Promoting Innovation via Social Networks

December 2, 2010

On December 2, 2010, AGI hosted a seminar on “Promoting Innovation via Social Networks and Open Company Culture,” generously supported by Deutsche Bank Research. During the seminar, Mr. Thomas Dapp, a Deutsche Bank/AGI Fellow, outlined possible benefits of companies using social media for engaging people in their research processes. Starting with a short overview about the actual social media market and its functions, Mr. Dapp presented socioeconomic consequences of social media on all three dimensions: the political, economic, and social.

Some of the distinctive socioeconomic characteristics that resulted from social media include non-hierarchical communication, quality content without monetary interests, and channels of direct feedback. Moreover, Mr. Dapp argued that reputation is becoming the new currency on the web.

However, private corporations’ commitment to using social media is still limited by fears and risks. The assumed loss of control is of critical importance. Once a message has been posted on the Internet it cannot be removed entirely. Therefore, companies have to come up with a code of conduct that both secures the consistency of communication and clearly draws a line between private and professional communicators.

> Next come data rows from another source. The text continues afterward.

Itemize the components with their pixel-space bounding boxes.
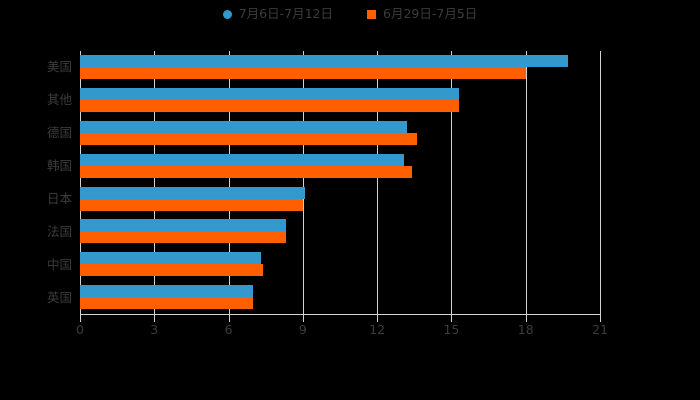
legend-label-series-1: 7月6日-7月12日 xyxy=(238,6,333,21)
tick-mark-0 xyxy=(80,314,81,322)
tick-mark-15 xyxy=(451,314,453,322)
bar-series-1[interactable] xyxy=(80,55,568,67)
bar-group xyxy=(80,150,600,183)
x-axis-line xyxy=(80,314,601,315)
bar-series-1[interactable] xyxy=(80,87,459,100)
y-axis-label-4: 日本 xyxy=(46,190,72,206)
x-axis-label-4: 12 xyxy=(369,322,386,337)
bar-group xyxy=(80,51,600,84)
bar-group xyxy=(80,248,600,281)
x-axis-label-2: 6 xyxy=(224,322,233,337)
bar-series-2[interactable] xyxy=(80,297,254,310)
bar-group xyxy=(80,281,600,314)
y-axis-label-7: 英国 xyxy=(46,289,72,305)
y-axis-label-6: 中国 xyxy=(46,256,72,272)
y-axis-label-2: 德国 xyxy=(46,125,72,141)
bar-series-2[interactable] xyxy=(80,67,526,79)
bar-series-2[interactable] xyxy=(80,264,264,277)
y-axis-label-5: 法国 xyxy=(46,223,72,239)
tick-mark-6 xyxy=(228,314,230,322)
bar-series-1[interactable] xyxy=(80,120,407,133)
gridline-9 xyxy=(302,51,304,314)
x-axis-label-3: 9 xyxy=(298,322,307,337)
tick-mark-21 xyxy=(600,314,601,322)
bar-series-2[interactable] xyxy=(80,132,417,145)
chart-legend: 7月6日-7月12日 6月29日-7月5日 xyxy=(0,6,700,21)
x-axis-label-0: 0 xyxy=(76,322,84,337)
y-axis-category-labels: 美国其他德国韩国日本法国中国英国 xyxy=(0,51,72,314)
circle-marker-icon xyxy=(222,9,232,19)
bar-series-2[interactable] xyxy=(80,99,459,112)
gridline-0 xyxy=(80,51,81,314)
legend-item-series-1[interactable]: 7月6日-7月12日 xyxy=(222,6,333,21)
gridline-21 xyxy=(600,51,601,314)
bar-group xyxy=(80,84,600,117)
legend-label-series-2: 6月29日-7月5日 xyxy=(383,6,478,21)
tick-mark-3 xyxy=(154,314,156,322)
x-axis-label-5: 15 xyxy=(443,322,460,337)
bar-series-1[interactable] xyxy=(80,186,306,199)
tick-mark-12 xyxy=(377,314,379,322)
gridline-12 xyxy=(377,51,379,314)
bar-series-2[interactable] xyxy=(80,165,412,178)
x-axis-label-6: 18 xyxy=(517,322,534,337)
bar-series-1[interactable] xyxy=(80,285,254,298)
bar-group xyxy=(80,215,600,248)
y-axis-label-0: 美国 xyxy=(46,59,72,75)
x-axis-label-7: 21 xyxy=(592,322,608,337)
bar-group xyxy=(80,183,600,216)
y-axis-label-1: 其他 xyxy=(46,92,72,108)
bar-series-2[interactable] xyxy=(80,231,286,244)
legend-item-series-2[interactable]: 6月29日-7月5日 xyxy=(367,6,478,21)
gridline-15 xyxy=(451,51,453,314)
gridline-18 xyxy=(525,51,527,314)
bar-series-2[interactable] xyxy=(80,198,303,211)
x-axis-tick-labels: 0 3 6 9 12 15 18 21 xyxy=(0,322,700,344)
bar-series-1[interactable] xyxy=(80,153,405,166)
bar-series-1[interactable] xyxy=(80,219,286,232)
tick-mark-9 xyxy=(302,314,304,322)
plot-area xyxy=(80,51,601,314)
x-axis-label-1: 3 xyxy=(150,322,159,337)
square-marker-icon xyxy=(367,9,376,19)
tick-mark-18 xyxy=(525,314,527,322)
bar-series-1[interactable] xyxy=(80,252,261,265)
gridline-6 xyxy=(228,51,230,314)
gridline-3 xyxy=(154,51,156,314)
y-axis-label-3: 韩国 xyxy=(46,158,72,174)
bar-group xyxy=(80,117,600,150)
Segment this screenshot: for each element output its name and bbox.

Mr. Dapp went on to present some figures on the current use of social media in the U.S. and Germany. Surprisingly, the majority of the companies surveyed used Twitter, if they used social media at all. Yet adults over eighteen preferred Facebook by far; Twitter ranked last. Between 2006 and 2010, the number of private companies that formulate and implement codes of conduct for social media has just risen slightly (from 20 to 26 percent). Hence, many firms still have to catch up with the actual trends. Consequently, Mr. Dapp concluded that social media is not just hype, but a consequence of technological progress.

During the second part of his presentation Mr. Dapp linked the new windows of opportunity created by social media to the emerging trend of open innovation. The internet, social software, and, thus, direct and non-hierarchical interaction enable a large undefined network of actors to contribute to a business innovation process. But the underlying motives cover a broad variety of reasons and they are most likely proprietary.

Companies are well advised to integrate external stakeholders as an additional instrument to increase their own innovation potential. When asked why, Mr. Dapp elaborated that pressing factors pushing for open innovation are increasing global competition, demographic challenges, shorter product lifecycles, and the increasing complexity of research problems.

After concluding that there is a need for open innovation, Mr. Dapp outlined the advantages and risks of the process: Advantages include direct participation with clients and customers, improved marketing efforts, a reduction of failure, and increased competencies. However, open innovation has some risks to it. The fear of disclosing intellectual property externally, the challenges associated with having outside problem-solvers not fully understand the research problem, and the difficulty of keeping participants motivated all have to be taken into account.

After giving some examples of best practices, Mr. Dapp drew several conclusions: Corporations should use the new interaction between their customers and employees through social media to implement an open company culture leading to open innovation. However, such a model entails the need for a new understanding of copyrights, effective evaluation tools for Web 2.0, and the implementation of a broad digital agenda. It also has to be kept in mind that open innovation is not suited for all sectors of business. By applying these lessons, businesses could overcome their fear of losing control and start engaging with their stakeholders.